There wasn't too much ambivalence of any kind in Tevot. As with Adès' previous orchestral piece Asyla, there was fabulous command of the huge orchestra, magic casements opening on to page after page of auditory fantasy - like the stratospheric violins leaving vapour trails towards the chorale-like peroration, or the barbarous cosmic dance suggesting a Rite of Spring for the techno age. Overscored or not, we could only surrender to the noise it made.

But this is a piece more steeped in the past than the more individual Asyla and, come the final pages, where the configuration of trumpets and strings seem to pre-echo the Janacek, it occurred to me that the Adès could easily have predated it, too.

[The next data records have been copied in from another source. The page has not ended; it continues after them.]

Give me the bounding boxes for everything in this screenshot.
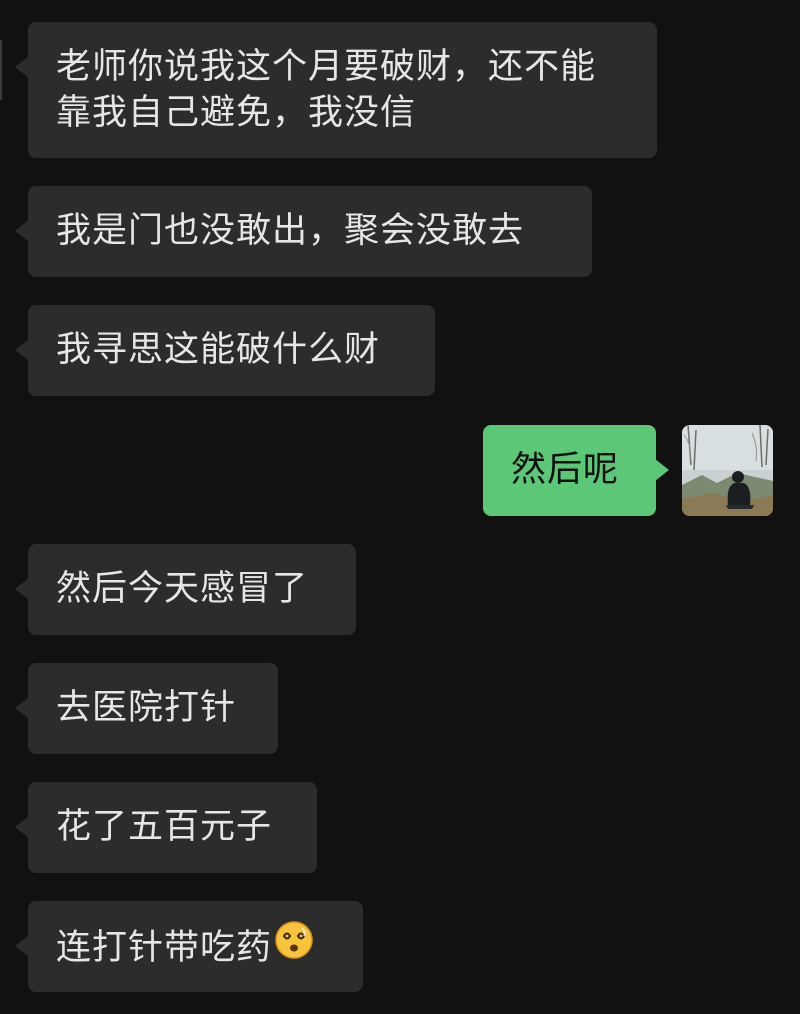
message-text-line: 老师你说我这个月要破财，还不能 [56,47,597,87]
message-bubble-incoming[interactable]: 老师你说我这个月要破财，还不能 靠我自己避免，我没信 [15,22,657,158]
chat-area: 老师你说我这个月要破财，还不能 靠我自己避免，我没信 我是门也没敢出，聚会没敢去… [0,0,800,1014]
dizzy-face-emoji-icon [274,920,314,972]
message-text: 连打针带吃药 [56,928,273,968]
message-bubble-incoming[interactable]: 我是门也没敢出，聚会没敢去 [15,186,592,277]
user-avatar[interactable] [682,425,773,516]
message-text: 然后呢 [511,450,620,490]
message-text-line: 靠我自己避免，我没信 [56,93,417,133]
message-text: 花了五百元子 [56,807,273,847]
avatar-photo-icon [682,425,773,516]
message-text: 我寻思这能破什么财 [56,330,381,370]
message-bubble-incoming[interactable]: 我寻思这能破什么财 [15,305,435,396]
message-bubble-incoming[interactable]: 花了五百元子 [15,782,317,873]
message-text: 去医院打针 [56,688,237,728]
message-bubble-incoming[interactable]: 去医院打针 [15,663,278,754]
message-bubble-incoming[interactable]: 连打针带吃药 [15,901,363,992]
left-edge-decoration [0,40,2,100]
message-text: 然后今天感冒了 [56,569,309,609]
message-bubble-outgoing[interactable]: 然后呢 [483,425,669,516]
message-bubble-incoming[interactable]: 然后今天感冒了 [15,544,356,635]
message-text: 我是门也没敢出，聚会没敢去 [56,211,525,251]
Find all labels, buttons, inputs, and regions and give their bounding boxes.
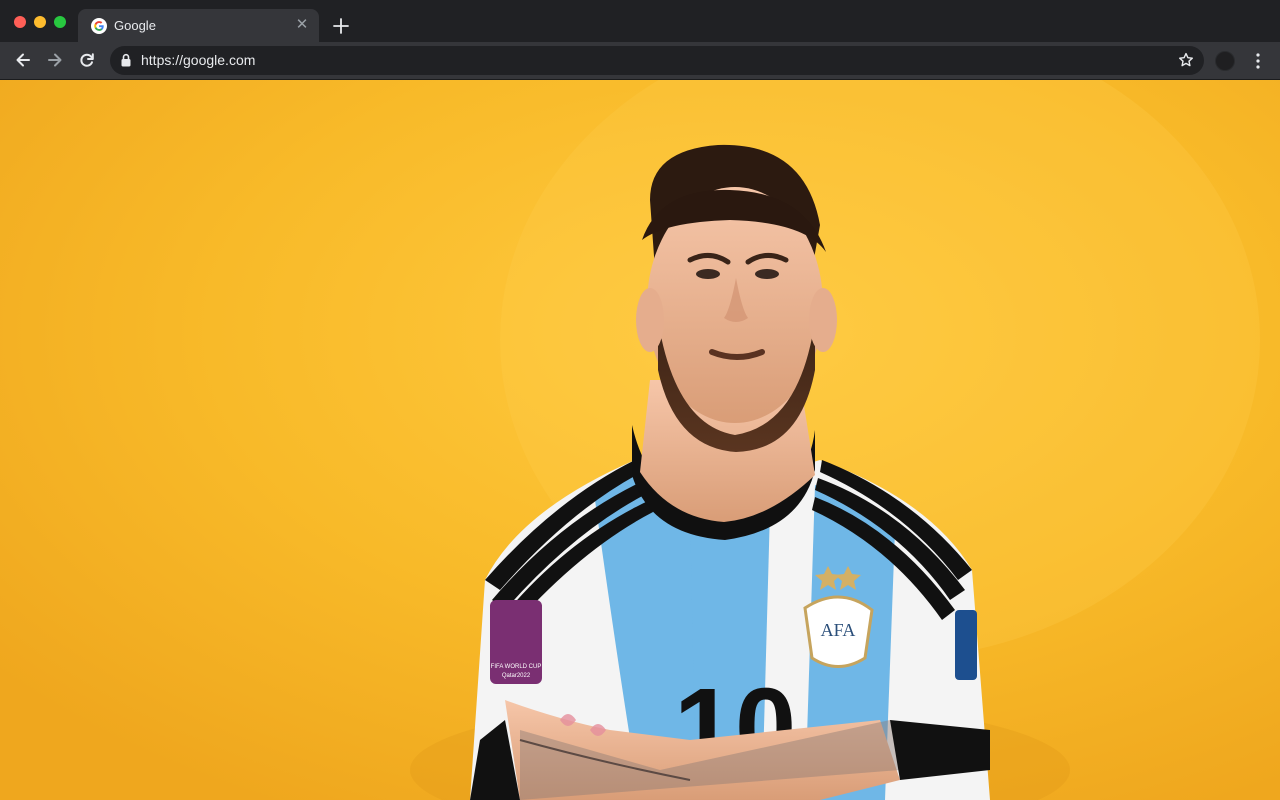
avatar[interactable] xyxy=(1215,51,1235,71)
browser-toolbar: https://google.com xyxy=(0,42,1280,80)
tab-google[interactable]: Google ✕ xyxy=(78,9,319,42)
arrow-left-icon xyxy=(16,53,30,67)
back-button[interactable] xyxy=(14,51,32,69)
lock-icon[interactable] xyxy=(120,53,132,67)
svg-text:FIFA WORLD CUP: FIFA WORLD CUP xyxy=(491,664,542,670)
tab-strip: Google ✕ xyxy=(0,0,1280,42)
forward-button[interactable] xyxy=(46,51,64,69)
world-cup-patch: FIFA WORLD CUP Qatar2022 xyxy=(490,600,542,684)
url-text[interactable]: https://google.com xyxy=(141,52,255,69)
close-icon[interactable]: ✕ xyxy=(294,17,310,33)
new-tab-button[interactable] xyxy=(330,15,352,37)
player-photo: AFA FIFA WORLD CUP Qatar2022 10 xyxy=(0,80,1280,800)
plus-icon xyxy=(333,18,349,34)
browser-window: Google ✕ https://google.com AFA FIFA WOR… xyxy=(0,0,1280,800)
window-maximize-button[interactable] xyxy=(54,16,66,28)
arrow-right-icon xyxy=(48,53,62,67)
window-close-button[interactable] xyxy=(14,16,26,28)
afa-badge-text: AFA xyxy=(821,620,856,640)
google-g-icon xyxy=(91,18,107,34)
window-minimize-button[interactable] xyxy=(34,16,46,28)
svg-text:Qatar2022: Qatar2022 xyxy=(502,673,531,679)
address-bar[interactable]: https://google.com xyxy=(110,46,1204,75)
more-vert-icon[interactable] xyxy=(1250,52,1266,70)
tab-title: Google xyxy=(114,18,156,33)
reload-icon xyxy=(80,53,94,67)
reload-button[interactable] xyxy=(78,51,96,69)
star-icon[interactable] xyxy=(1178,52,1194,68)
page-content: AFA FIFA WORLD CUP Qatar2022 10 xyxy=(0,80,1280,800)
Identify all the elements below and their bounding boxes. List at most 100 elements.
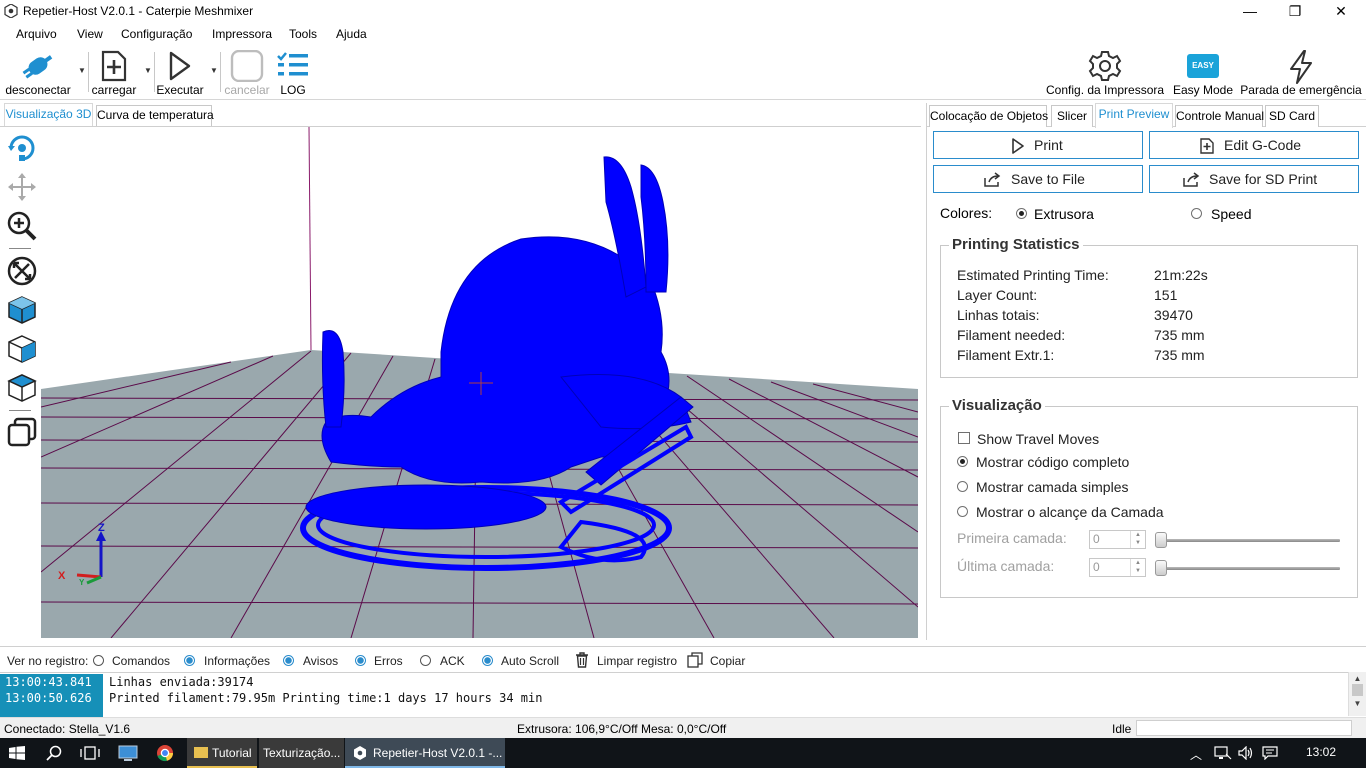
- show-full-code-radio[interactable]: [957, 456, 968, 467]
- show-single-layer-radio[interactable]: [957, 481, 968, 492]
- log-row: 13:00:43.841 Linhas enviada:39174: [0, 674, 1346, 690]
- taskbar-item-repetier[interactable]: Repetier-Host V2.0.1 -...: [345, 738, 505, 768]
- last-layer-slider[interactable]: [1155, 558, 1340, 578]
- close-button[interactable]: ✕: [1318, 0, 1364, 23]
- disconnect-button[interactable]: desconectar: [2, 46, 74, 100]
- network-icon[interactable]: [1214, 746, 1232, 760]
- chrome-icon[interactable]: [156, 744, 174, 762]
- filter-commands-toggle[interactable]: [93, 655, 104, 666]
- search-icon[interactable]: [46, 745, 62, 761]
- tab-slicer[interactable]: Slicer: [1051, 105, 1093, 127]
- stat-value: 151: [1154, 287, 1178, 303]
- color-extruder-radio[interactable]: [1016, 208, 1027, 219]
- tab-temperature-curve[interactable]: Curva de temperatura: [96, 105, 214, 126]
- show-layer-range-radio[interactable]: [957, 506, 968, 517]
- filter-errors-toggle[interactable]: [355, 655, 366, 666]
- save-to-file-button[interactable]: Save to File: [933, 165, 1143, 193]
- menu-impressora[interactable]: Impressora: [212, 27, 272, 41]
- easy-badge-text: EASY: [1192, 61, 1214, 70]
- last-layer-input[interactable]: 0 ▲ ▼: [1089, 558, 1146, 577]
- filter-warnings-toggle[interactable]: [283, 655, 294, 666]
- scroll-down-icon[interactable]: ▼: [1349, 699, 1366, 708]
- scroll-up-icon[interactable]: ▲: [1349, 674, 1366, 683]
- load-button[interactable]: carregar: [90, 46, 138, 100]
- right-tabs: Colocação de Objetos Slicer Print Previe…: [927, 103, 1366, 128]
- disconnect-dropdown-icon[interactable]: ▼: [78, 66, 86, 75]
- desktop-app-icon[interactable]: [118, 744, 138, 762]
- spin-arrows-icon[interactable]: ▲ ▼: [1130, 531, 1145, 548]
- windows-start-icon[interactable]: [9, 746, 25, 760]
- easy-mode-icon: EASY: [1187, 54, 1219, 78]
- menu-ajuda[interactable]: Ajuda: [336, 27, 367, 41]
- windows-taskbar: Tutorial Texturização... Repetier-Host V…: [0, 738, 1366, 768]
- first-layer-slider[interactable]: [1155, 530, 1340, 550]
- top-view-icon[interactable]: [6, 372, 38, 404]
- color-speed-radio[interactable]: [1191, 208, 1202, 219]
- temperature-status: Extrusora: 106,9°C/Off Mesa: 0,0°C/Off: [517, 722, 727, 736]
- execute-dropdown-icon[interactable]: ▼: [210, 66, 218, 75]
- print-button[interactable]: Print: [933, 131, 1143, 159]
- edit-gcode-button[interactable]: Edit G-Code: [1149, 131, 1359, 159]
- slider-thumb[interactable]: [1155, 560, 1167, 576]
- notification-icon[interactable]: [1262, 746, 1278, 760]
- menu-configuracao[interactable]: Configuração: [121, 27, 192, 41]
- menu-arquivo[interactable]: Arquivo: [16, 27, 57, 41]
- cancel-button[interactable]: cancelar: [222, 46, 272, 100]
- menu-view[interactable]: View: [77, 27, 103, 41]
- emergency-stop-label: Parada de emergência: [1240, 83, 1362, 97]
- emergency-stop-button[interactable]: Parada de emergência: [1240, 46, 1362, 100]
- rotate-icon[interactable]: [6, 132, 38, 164]
- copy-icon[interactable]: [687, 652, 703, 668]
- tab-manual-control[interactable]: Controle Manual: [1175, 105, 1264, 127]
- filter-info-toggle[interactable]: [184, 655, 195, 666]
- volume-icon[interactable]: [1238, 746, 1254, 760]
- scene-canvas[interactable]: Z X Y: [41, 127, 918, 638]
- filter-ack-toggle[interactable]: [420, 655, 431, 666]
- fit-view-icon[interactable]: [6, 255, 38, 287]
- log-timestamp: 13:00:43.841: [0, 674, 103, 690]
- minimize-button[interactable]: —: [1227, 0, 1273, 23]
- log-scrollbar[interactable]: ▲ ▼: [1348, 672, 1366, 716]
- save-for-sd-button[interactable]: Save for SD Print: [1149, 165, 1359, 193]
- last-layer-value: 0: [1093, 560, 1100, 574]
- tab-print-preview[interactable]: Print Preview: [1095, 103, 1173, 128]
- front-view-icon[interactable]: [6, 333, 38, 365]
- maximize-button[interactable]: ❐: [1272, 0, 1318, 23]
- colors-label: Colores:: [940, 205, 993, 221]
- tab-object-placement[interactable]: Colocação de Objetos: [929, 105, 1048, 127]
- filter-errors-label: Erros: [374, 654, 403, 668]
- slider-thumb[interactable]: [1155, 532, 1167, 548]
- log-button[interactable]: LOG: [272, 46, 314, 100]
- printer-settings-button[interactable]: Config. da Impressora: [1046, 46, 1164, 100]
- task-view-icon[interactable]: [80, 746, 100, 760]
- load-dropdown-icon[interactable]: ▼: [144, 66, 152, 75]
- easy-mode-label: Easy Mode: [1172, 83, 1234, 97]
- iso-view-icon[interactable]: [6, 294, 38, 326]
- stat-value: 21m:22s: [1154, 267, 1208, 283]
- taskbar-item-texturizacao[interactable]: Texturização...: [259, 738, 344, 768]
- move-icon[interactable]: [6, 171, 38, 203]
- tab-sd-card[interactable]: SD Card: [1265, 105, 1319, 127]
- copy-log-button[interactable]: Copiar: [710, 654, 745, 668]
- menu-tools[interactable]: Tools: [289, 27, 317, 41]
- show-travel-checkbox[interactable]: [958, 432, 970, 444]
- parallel-view-icon[interactable]: [6, 416, 38, 448]
- clear-log-button[interactable]: Limpar registro: [597, 654, 677, 668]
- log-output[interactable]: 13:00:43.841 Linhas enviada:39174 13:00:…: [0, 672, 1366, 717]
- visualization-title: Visualização: [949, 397, 1045, 414]
- log-message: Printed filament:79.95m Printing time:1 …: [109, 691, 543, 705]
- trash-icon[interactable]: [575, 652, 589, 668]
- taskbar-item-tutorial[interactable]: Tutorial: [187, 738, 257, 768]
- auto-scroll-toggle[interactable]: [482, 655, 493, 666]
- tab-3d-view[interactable]: Visualização 3D: [4, 103, 93, 126]
- stat-label: Filament Extr.1:: [957, 347, 1055, 363]
- zoom-icon[interactable]: [6, 210, 38, 242]
- stat-value: 39470: [1154, 307, 1193, 323]
- spin-arrows-icon[interactable]: ▲ ▼: [1130, 559, 1145, 576]
- easy-mode-button[interactable]: EASY Easy Mode: [1170, 46, 1236, 100]
- tray-chevron-icon[interactable]: ︿: [1190, 746, 1202, 768]
- filter-info-label: Informações: [204, 654, 271, 668]
- execute-button[interactable]: Executar: [155, 46, 205, 100]
- scroll-thumb[interactable]: [1352, 684, 1363, 696]
- first-layer-input[interactable]: 0 ▲ ▼: [1089, 530, 1146, 549]
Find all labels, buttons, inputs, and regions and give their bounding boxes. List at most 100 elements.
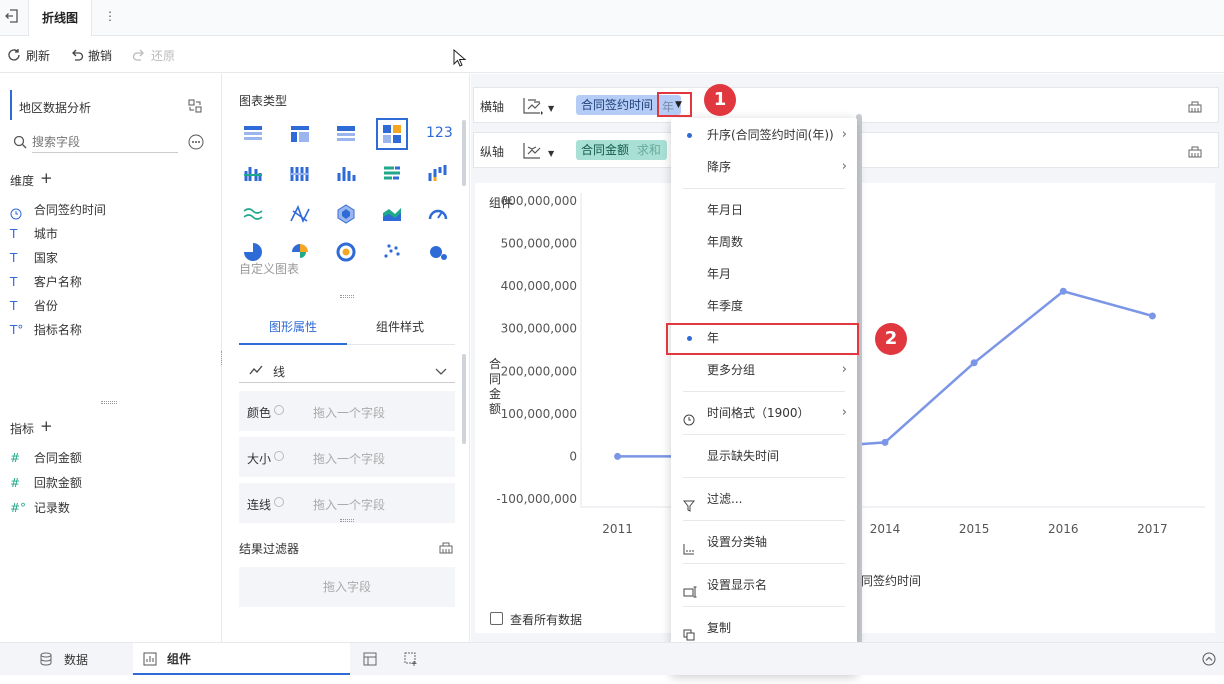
- more-icon[interactable]: ⋮: [104, 9, 116, 23]
- add-dimension-icon[interactable]: +: [40, 169, 53, 187]
- detail-table-icon[interactable]: [242, 123, 264, 145]
- shelf-settings-icon[interactable]: [1188, 99, 1202, 113]
- bubble-icon[interactable]: [427, 241, 449, 263]
- info-icon: [274, 405, 284, 415]
- custom-chart-label[interactable]: 自定义图表: [239, 260, 299, 277]
- undo-icon[interactable]: [70, 48, 84, 62]
- redo-button: 还原: [151, 49, 176, 63]
- component-tab[interactable]: 组件: [133, 643, 350, 675]
- x-tick-label: 2016: [1048, 522, 1079, 536]
- menu-set-category-axis[interactable]: 设置分类轴: [671, 527, 857, 557]
- refresh-icon[interactable]: [7, 48, 21, 62]
- sunburst-icon[interactable]: [335, 241, 357, 263]
- tab-graph-attributes[interactable]: 图形属性: [269, 318, 317, 335]
- x-tick-label: 2014: [870, 522, 901, 536]
- grouped-bar-icon[interactable]: [242, 163, 264, 185]
- data-tab[interactable]: 数据: [64, 651, 88, 668]
- bottom-bar: 数据 组件: [0, 642, 1224, 675]
- dropdown-caret[interactable]: ▼: [548, 104, 554, 113]
- axis-icon: [683, 536, 695, 555]
- filter-settings-icon[interactable]: [439, 540, 453, 554]
- add-component-icon[interactable]: [363, 652, 377, 666]
- undo-button[interactable]: 撤销: [88, 47, 112, 64]
- dropdown-caret[interactable]: ▼: [548, 149, 554, 158]
- y-field-pill[interactable]: 合同金额 求和: [576, 140, 667, 160]
- exit-icon[interactable]: [5, 8, 19, 24]
- filter-drop-zone[interactable]: 拖入字段: [239, 567, 455, 607]
- resize-handle[interactable]: [340, 295, 354, 298]
- number-type-icon: #°: [10, 501, 27, 515]
- color-drop-zone[interactable]: 拖入一个字段: [313, 404, 385, 421]
- kpi-card-icon[interactable]: 123: [426, 125, 453, 141]
- y-tick-label: 200,000,000: [501, 364, 577, 378]
- y-axis-sort-icon[interactable]: [522, 141, 544, 161]
- auto-chart-icon[interactable]: [381, 123, 403, 145]
- chevron-down-icon: [435, 365, 447, 375]
- line-chart-icon[interactable]: [242, 203, 264, 225]
- component-tab-title[interactable]: 折线图: [42, 9, 78, 26]
- tab-component-style[interactable]: 组件样式: [376, 318, 424, 335]
- area-chart-icon[interactable]: [381, 203, 403, 225]
- collapse-up-icon[interactable]: [1202, 652, 1216, 666]
- menu-more-group[interactable]: 更多分组 ›: [671, 355, 857, 385]
- dimension-field-metric-name[interactable]: T° 指标名称: [10, 319, 82, 341]
- resize-handle[interactable]: [101, 401, 117, 404]
- dimension-field-time[interactable]: 合同签约时间: [10, 199, 106, 221]
- x-tick-label: 2017: [1137, 522, 1168, 536]
- size-drop-zone[interactable]: 拖入一个字段: [313, 450, 385, 467]
- attr-scrollbar[interactable]: [462, 354, 466, 444]
- add-measure-icon[interactable]: +: [40, 417, 53, 435]
- resize-handle[interactable]: [340, 519, 354, 522]
- clock-icon: [683, 407, 695, 426]
- text-type-icon: T: [10, 251, 18, 265]
- radar-icon[interactable]: [335, 203, 357, 225]
- info-icon: [274, 451, 284, 461]
- menu-group-year-quarter[interactable]: 年季度: [671, 291, 857, 321]
- menu-time-format[interactable]: 时间格式（1900） ›: [671, 398, 857, 428]
- measure-field-record-count[interactable]: #° 记录数: [10, 497, 70, 519]
- switch-dataset-icon[interactable]: [188, 99, 202, 113]
- add-dashboard-icon[interactable]: [404, 652, 418, 666]
- x-axis-sort-icon[interactable]: [522, 96, 544, 116]
- y-axis-title-char: 合: [489, 356, 501, 371]
- gauge-icon[interactable]: [427, 203, 449, 225]
- menu-show-missing-time[interactable]: 显示缺失时间: [671, 441, 857, 471]
- menu-group-year-month[interactable]: 年月: [671, 259, 857, 289]
- menu-filter[interactable]: 过滤...: [671, 484, 857, 514]
- stacked-bar-icon[interactable]: [289, 163, 311, 185]
- top-bar: 折线图 ⋮: [0, 0, 1224, 36]
- menu-sort-ascending[interactable]: 升序(合同签约时间(年)) ›: [671, 120, 857, 150]
- menu-group-ymd[interactable]: 年月日: [671, 195, 857, 225]
- view-all-checkbox[interactable]: [490, 612, 503, 625]
- database-icon: [40, 652, 52, 666]
- dimension-field-province[interactable]: T 省份: [10, 295, 58, 317]
- bar-chart-icon[interactable]: [335, 163, 357, 185]
- radar-line-icon[interactable]: [289, 203, 311, 225]
- dataset-name[interactable]: 地区数据分析: [19, 99, 91, 116]
- shelf-settings-icon[interactable]: [1188, 144, 1202, 158]
- size-attribute-row: 大小 拖入一个字段: [239, 437, 455, 477]
- menu-copy[interactable]: 复制: [671, 613, 857, 643]
- menu-sort-descending[interactable]: 降序 ›: [671, 152, 857, 182]
- chart-type-scrollbar[interactable]: [462, 120, 466, 186]
- cross-table-icon[interactable]: [335, 123, 357, 145]
- chart-type-title: 图表类型: [239, 94, 288, 108]
- view-all-label[interactable]: 查看所有数据: [510, 611, 582, 628]
- refresh-button[interactable]: 刷新: [26, 47, 50, 64]
- horizontal-bar-icon[interactable]: [381, 163, 403, 185]
- dimension-field-customer[interactable]: T 客户名称: [10, 271, 82, 293]
- menu-group-year-week[interactable]: 年周数: [671, 227, 857, 257]
- group-table-icon[interactable]: [289, 123, 311, 145]
- search-input[interactable]: [32, 131, 178, 153]
- scatter-icon[interactable]: [381, 241, 403, 263]
- mark-type-select[interactable]: 线: [239, 359, 455, 383]
- measure-field-payment-amount[interactable]: # 回款金额: [10, 472, 82, 494]
- more-options-icon[interactable]: [188, 134, 204, 150]
- text-type-icon: T°: [10, 323, 24, 337]
- dimension-field-country[interactable]: T 国家: [10, 247, 58, 269]
- connect-drop-zone[interactable]: 拖入一个字段: [313, 496, 385, 513]
- waterfall-icon[interactable]: [427, 163, 449, 185]
- measure-field-contract-amount[interactable]: # 合同金额: [10, 447, 82, 469]
- dimension-field-city[interactable]: T 城市: [10, 223, 58, 245]
- menu-set-display-name[interactable]: 设置显示名: [671, 570, 857, 600]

But then Janacek's trumpet-laden paean (from 1926) might have been written next week. The opening page alone is a sound without precedent, tenor tubas, timpani and bass trumpets hacking a path for the imminent arrival of their nine colleagues impossibly aligned across the back of the orchestra. And what a burnished sound they made, Rattle taking care to terrace the fanfares so that they arrived in waves.

But better yet than the pagan splendour of this performance was its quiet nostalgia. Rattle was not at all shy of it, and for once those romantic home-spun reveries held their own against the foot-stomping, brass crackling, E-flat clarinet squealing, partying. What an earful.